Está rápido, o Mundo, e muita é a pressa em mostrar serviço. Mais do que revelar discernimento, o importante é estar nas bocas do mundo, é andar à frente.
É difícil encontrar melhor exemplo sobre a superficialidade das decisões, sobre a vontade de ser e fazer notícia, de responder em cima da hora, do que a decisão do Governo madeirense de dar o nome de Cristiano Ronaldo ao aeroporto do Funchal.
Não porque falte currículo ao tri-bola-de-ouro, campeão europeu, capitão da seleção e detentor de mais não sei quantos títulos; não porque se lhe possa negar mérito na divulgação e valorização da Madeira. Principalmente, não porque o seu exemplo de vida – até hoje – não seja exemplar, não seja – até hoje – digno de todo o respeito, não seja – até hoje – um caso de enorme sucesso construído pela sua força de vontade, vencendo diversas adversidades. Mas tudo isto foi até hoje. E amanhã, como será Ronaldo?
Ronaldo merece todo o carinho e é um bom caso para apresentar aos nossos filhos sobre como é preciso batalhar pela vida, que o esforço é essencial mas pode não ser suficiente e que é preciso não perder a vontade de vencer as adversidades que persistirem. Mas Ronaldo tem 31 anos. Ainda tem muita vida pela frente. Ninguém deseja que deixe de ser uma figura de referência, mas ainda tem muitos anos para provar, enormes tentações para vencer, inúmeros desafios para ultrapassar. Quem pode garantir que, ele ou qualquer outro jovem, terá uma vida isenta de reparos e que no final da caminhada ainda merecerá grande distinção?
As letras que compõem o seu nome vão ficar gravadas nas paredes de um dos principais aeroportos nacionais e em inúmera propaganda turística. A Madeira quer ganhar com os golos do CR7. Mas é errado, por ser oportunista, e demasiado arriscado, por precipitado. Não colhe a comparação com os pavilhões Rosa Mota ou Carlos Lopes, pois as situações são bem diferentes.
As homenagens públicas perenes – e não era mau se as de circunstância também o fossem – têm de ser bem ponderadas. Basta recordar o que foi dito, mas já esquecido, sobre a transladação de Eusébio para o Panteão Nacional. O que estava em causa era deixar que o tempo arrefecesse as emoções e permitisse avaliar, serena e conscienciosamente, se o homenageado merecia a distinção eterna. Um ano passado e as cautelas já foram postas de parte.
Recordo que decorreram dez anos entre a morte de Sá Carneiro e a atribuição do seu nome ao Aeroporto de Pedras Rubras, e onze até ter uma estátua na praça de Lisboa que recebeu o seu nome mas que continua a ser do Areeiro. E, mesmo assim, muita gente achou precipitado. Ronaldo é campeão europeu há duas semanas e meia. Humberto Delgado fundou a TAP há 71 anos.

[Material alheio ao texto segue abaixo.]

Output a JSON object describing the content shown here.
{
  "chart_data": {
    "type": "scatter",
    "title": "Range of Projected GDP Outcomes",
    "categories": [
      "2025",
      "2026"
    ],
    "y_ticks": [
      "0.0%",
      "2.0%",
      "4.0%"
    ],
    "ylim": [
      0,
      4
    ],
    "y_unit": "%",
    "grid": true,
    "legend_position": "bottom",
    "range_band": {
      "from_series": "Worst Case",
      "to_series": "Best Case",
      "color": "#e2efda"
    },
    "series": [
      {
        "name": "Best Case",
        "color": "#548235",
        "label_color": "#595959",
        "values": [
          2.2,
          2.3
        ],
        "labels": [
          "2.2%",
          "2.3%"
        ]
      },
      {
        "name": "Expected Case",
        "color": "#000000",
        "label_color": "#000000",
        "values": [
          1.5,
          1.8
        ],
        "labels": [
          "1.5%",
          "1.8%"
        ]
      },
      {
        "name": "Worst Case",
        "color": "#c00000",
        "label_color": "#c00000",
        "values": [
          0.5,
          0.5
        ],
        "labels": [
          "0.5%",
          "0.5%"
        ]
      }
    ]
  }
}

As homenagens fazem-se a frio, com ponderação.
Uma receita que também deveria aplicar-se aos comunicados das autoridades e às notícias. O que se passou à volta do louco massacre perpetrado em Munique – com referências a trocas de tiros noutros pontos da cidade, existência de vários cúmplices, e posterior suspensão dos transportes coletivos, comboios incluídos – criou um alarmismo nada saudável. Graças à precipitação, um jovem parou a cidade, e parte da região, e ganhou um protagonismo que outros dementes poderão ambicionar (veja-se os casos do Japão e do Norte de França). Correram as autoridades a fingir que tinham tudo controlado (mais de 2300 polícias envolvidos em toda a Alemanha) e apressaram-se as redes sociais, e atrás delas os sites de informação, televisões e afadigam-se os jornais para dizerem que também sabiam tudo. Não sabiam.
Noutra escala, temos as hipotéticas sanções europeias sobre Portugal. Parece que no outro lado da península, a julgar pela pouca importância que os jornais espanhóis dão ao caso, a adivinhação sobre o veredicto final é prática menos corrente, mas no nosso canto só falta fazerem-se apostas. É cada qual a ver se acerta primeiro.
Tudo isto apela à instabilidade, tudo isto mostra que vivemos uma fase de falar, decidir e fazer antes de pensar. Vamos depressa. Mas para onde?